CCNews: Early on in the campaign, we asked you to name your favorite Golden Girl. What qualities of that Girl have come in handy on the campaign trail?
Leslie: Sophia’s down-to-earth personality and sense of humor. I sincerely believe the best way to broadcast your message is to be direct, honest, and forthcoming–no mixed messages. I appreciate straightforwardness and I think others do, too.
Marni: I chose Blanche for her engaging personality, fun demeanor and her ability to never allow disagreement to come between her and the relationships she holds dear. I have found this very helpful on the campaign trail. Often people have conflicting strategies, different opinions and stress — but I am extremely happy to say that our campaign has always been able to work out issues, big or small, and for the most part has been a lot of fun. I am so proud of our volunteers, my neighbors, my figure skating colleagues, small business owners, public housing residents and even several from our unhoused community, who have all contributed so much time and effort because they believe in this people powered campaign. To see this campaign blossom into what it has become in the past three months has been amazing to witness!
Phelan: I love Rose for so many reasons, the biggest is because she cares more about the needs of others more than her own. The fact that Rose works as a grief counselor says a lot about who she is and what she stands for. I put my personal cell phone number on every piece of campaign literature we have sent out from the beginning of my campaign, because I felt like our representative, if anything, should be accessible. I’ve received hundreds of phone calls over the last few months, because even as a candidate, we have been helping so many people in our community with everyday problems. Some of those issues have been really intense, and I think for most, just being able to talk to someone who will listen has been a big help for them, but also for me. This is the quality that we love best in Rose. Her ability to listen, and try to help whenever she can.
CCNews: Any last words to our readers?
Leslie: A big thank you. My team and I have had the best time crisscrossing the district and meeting the most wonderful, caring people. Chelsea is special and I want to work with you to keep it that way. I give you my word to work my very hardest and make you proud as your next City Councilmember.

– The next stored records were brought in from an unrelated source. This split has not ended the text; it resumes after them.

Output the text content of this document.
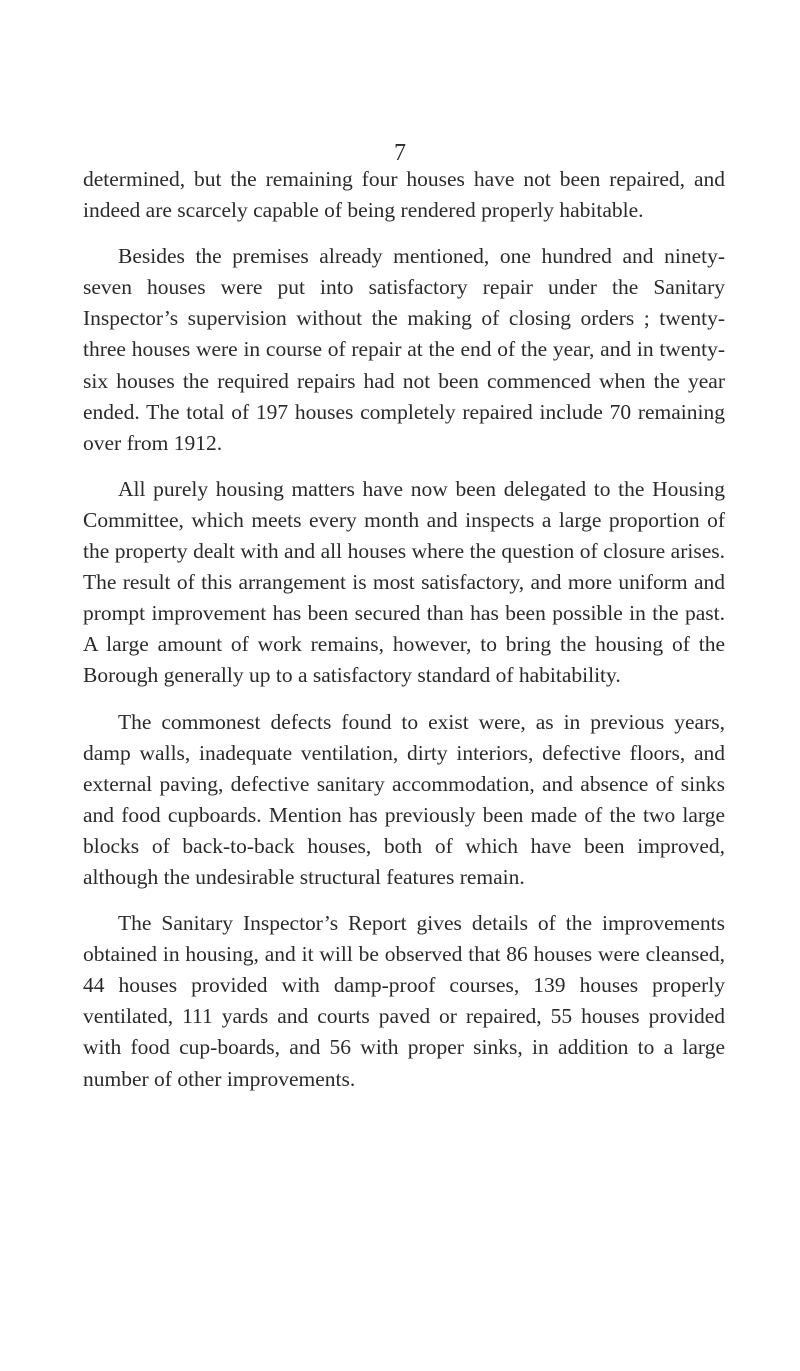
7

determined, but the remaining four houses have not been repaired, and indeed are scarcely capable of being rendered properly habitable.

Besides the premises already mentioned, one hundred and ninety-seven houses were put into satisfactory repair under the Sanitary Inspector’s supervision without the making of closing orders ; twenty-three houses were in course of repair at the end of the year, and in twenty-six houses the required repairs had not been commenced when the year ended. The total of 197 houses completely repaired include 70 remaining over from 1912.

All purely housing matters have now been delegated to the Housing Committee, which meets every month and inspects a large proportion of the property dealt with and all houses where the question of closure arises. The result of this arrangement is most satisfactory, and more uniform and prompt improvement has been secured than has been possible in the past. A large amount of work remains, however, to bring the housing of the Borough generally up to a satisfactory standard of habitability.

The commonest defects found to exist were, as in previous years, damp walls, inadequate ventilation, dirty interiors, defective floors, and external paving, defective sanitary accommodation, and absence of sinks and food cupboards. Mention has previously been made of the two large blocks of back-to-back houses, both of which have been improved, although the undesirable structural features remain.

The Sanitary Inspector’s Report gives details of the improvements obtained in housing, and it will be observed that 86 houses were cleansed, 44 houses provided with damp-proof courses, 139 houses properly ventilated, 111 yards and courts paved or repaired, 55 houses provided with food cup-boards, and 56 with proper sinks, in addition to a large number of other improvements.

Marni: This is probably been the most interesting and compelling experience I have ever had, and it’s really been an honor to run for public office. I don’t know what will happen on the 22nd, but what I do know is it has made me much closer to my community, more intimate with its residents and I understand what is needed to help others. In the past three months, I have helped a NYCHA tenant get a motorized chair she had been waiting for, for eight months. I have inspired other residents in the community to work with me to give political education classes to others to broaden civic education and engagement. And I was part of a group of tenants that pushed Senator Brian Kavanagh to put The Blueprint, scheme to privatize public housing in this district, on hold. This is the beauty of running for office, which makes all the sacrifice and hard work well worth it.
Phelan: I’m running for City Council because when the pandemic hit and I needed help the most, our representative and his staff were nowhere to be found. And I know I’m not alone. Help me break the “machine” and rank us #1 on the ballot. If you’re a small business operator or a parent in our district who is worried about our community, I hear you. Diversity in representation is not only important for our city, but important for our democracy. It allows all voices to be heard, no matter what you do, or how much money you make, or what zip code you live in. We all deserve the opportunity to have a voice in the decisions that affect our everyday lives.